Pemindahan Ibu Kota Negara ke Kalimantan Timur (Ibu Kota Nusantara)
merupakan langkah strategis dalam mendukung distribusi pembangunan nasional
agar lebih merata. Namun, area pengembangan IKN terletak di wilayah pesisir yang
rentan terhadap dampak perubahan iklim, seperti kenaikan muka laut, badai, banjir,
dan lainnya. Studi ini bertujuan untuk mengidentifikasi distribusi spasial bahaya
banjir, tingkat kerentanan, dan risiko bahaya melalui pendekatan Multi-Criteria
Decision Making (MCDM) dengan basis bobot entropi dan Probabilistic Principal
Component Analysis (PPCA).

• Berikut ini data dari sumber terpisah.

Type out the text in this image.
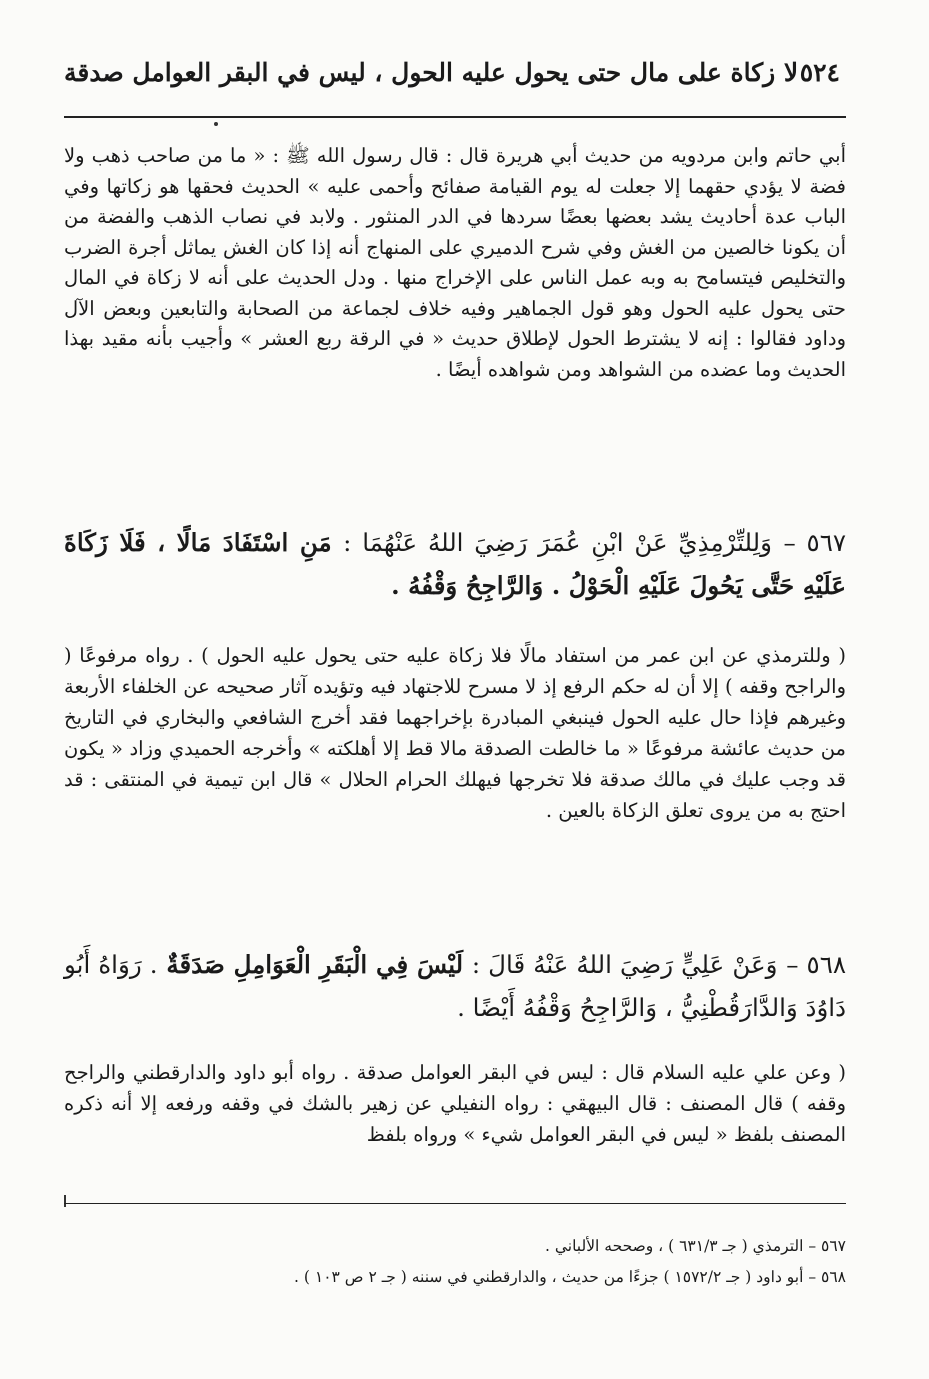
٥٢٤
لا زكاة على مال حتى يحول عليه الحول ، ليس في البقر العوامل صدقة

أبي حاتم وابن مردويه من حديث أبي هريرة قال : قال رسول الله ﷺ : « ما من صاحب ذهب ولا فضة لا يؤدي حقهما إلا جعلت له يوم القيامة صفائح وأحمى عليه » الحديث فحقها هو زكاتها وفي الباب عدة أحاديث يشد بعضها بعضًا سردها في الدر المنثور . ولابد في نصاب الذهب والفضة من أن يكونا خالصين من الغش وفي شرح الدميري على المنهاج أنه إذا كان الغش يماثل أجرة الضرب والتخليص فيتسامح به وبه عمل الناس على الإخراج منها . ودل الحديث على أنه لا زكاة في المال حتى يحول عليه الحول وهو قول الجماهير وفيه خلاف لجماعة من الصحابة والتابعين وبعض الآل وداود فقالوا : إنه لا يشترط الحول لإطلاق حديث « في الرقة ربع العشر » وأجيب بأنه مقيد بهذا الحديث وما عضده من الشواهد ومن شواهده أيضًا .

٥٦٧ – وَلِلتِّرْمِذِيِّ عَنْ ابْنِ عُمَرَ رَضِيَ اللهُ عَنْهُمَا : مَنِ اسْتَفَادَ مَالًا ، فَلَا زَكَاةَ عَلَيْهِ حَتَّى يَحُولَ عَلَيْهِ الْحَوْلُ . وَالرَّاجِحُ وَقْفُهُ .

( وللترمذي عن ابن عمر من استفاد مالًا فلا زكاة عليه حتى يحول عليه الحول ) . رواه مرفوعًا ( والراجح وقفه ) إلا أن له حكم الرفع إذ لا مسرح للاجتهاد فيه وتؤيده آثار صحيحه عن الخلفاء الأربعة وغيرهم فإذا حال عليه الحول فينبغي المبادرة بإخراجهما فقد أخرج الشافعي والبخاري في التاريخ من حديث عائشة مرفوعًا « ما خالطت الصدقة مالا قط إلا أهلكته » وأخرجه الحميدي وزاد « يكون قد وجب عليك في مالك صدقة فلا تخرجها فيهلك الحرام الحلال » قال ابن تيمية في المنتقى : قد احتج به من يروى تعلق الزكاة بالعين .

٥٦٨ – وَعَنْ عَلِيٍّ رَضِيَ اللهُ عَنْهُ قَالَ : لَيْسَ فِي الْبَقَرِ الْعَوَامِلِ صَدَقَةٌ . رَوَاهُ أَبُو دَاوُدَ وَالدَّارَقُطْنِيُّ ، وَالرَّاجِحُ وَقْفُهُ أَيْضًا .

( وعن علي عليه السلام قال : ليس في البقر العوامل صدقة . رواه أبو داود والدارقطني والراجح وقفه ) قال المصنف : قال البيهقي : رواه النفيلي عن زهير بالشك في وقفه ورفعه إلا أنه ذكره المصنف بلفظ « ليس في البقر العوامل شيء » ورواه بلفظ

٥٦٧ – الترمذي ( جـ ٦٣١/٣ ) ، وصححه الألباني .

٥٦٨ – أبو داود ( جـ ١٥٧٢/٢ ) جزءًا من حديث ، والدارقطني في سننه ( جـ ٢ ص ١٠٣ ) .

Proyeksi risiko banjir pada skenario maksimum
menunjukkan bahwa Kecamatan Anggana memiliki area terendam terbesar sebesar
51.312,38 ha, diikuti oleh Kecamatan Muara Jawa (20.599,35 ha), Kecamatan
Penajam (12.891,08 ha), dan Kecamatan Samboja (4.527,55 ha). Kabupaten Kutai
Kartanegara menjadi daerah yang memiliki dampak rendaman terbesar dengan
72,2% dari total luas rendaman.
Berdasarkan hasil pengolahan menggunakan MCDM kerentanan pesisir di wilayah
pengembangan IKN memiliki nilai kerentanan dengan kategori sangat rendah di
pesisir Kecamatan Samboja dan Kecamatan Sepaku. Sedangkan pengolahan
kerentanan pesisir menggunakan metode PPCA didapatkan nilai kerentanan yang
didominasi tingkat rendah hingga tinggi di Kecamatan Samboja dan tingkat sedang
hingga tinggi di Kecamatan Sepaku. Hasil tersebut didapatkan dengan bobot
tertinggi dimiliki oleh parameter gelombang maksimum dan gelombang signifikan
pada kedua metode. Kota Balikpapan dengan tingkat kerentanan tinggi berdasarkan
CVI-90 memiliki area luas rendaman pada skenario 4 sebesar 4.114,02 ha atau
3,67% dari total luas rendaman. Pada skenario yang sama, Kabupaten Penajam
Paser Utara dengan tingkat kerentanan rendah, memiliki luas rendaman sebesar
22.545,25 ha atau 20,1% dari total luas rendaman.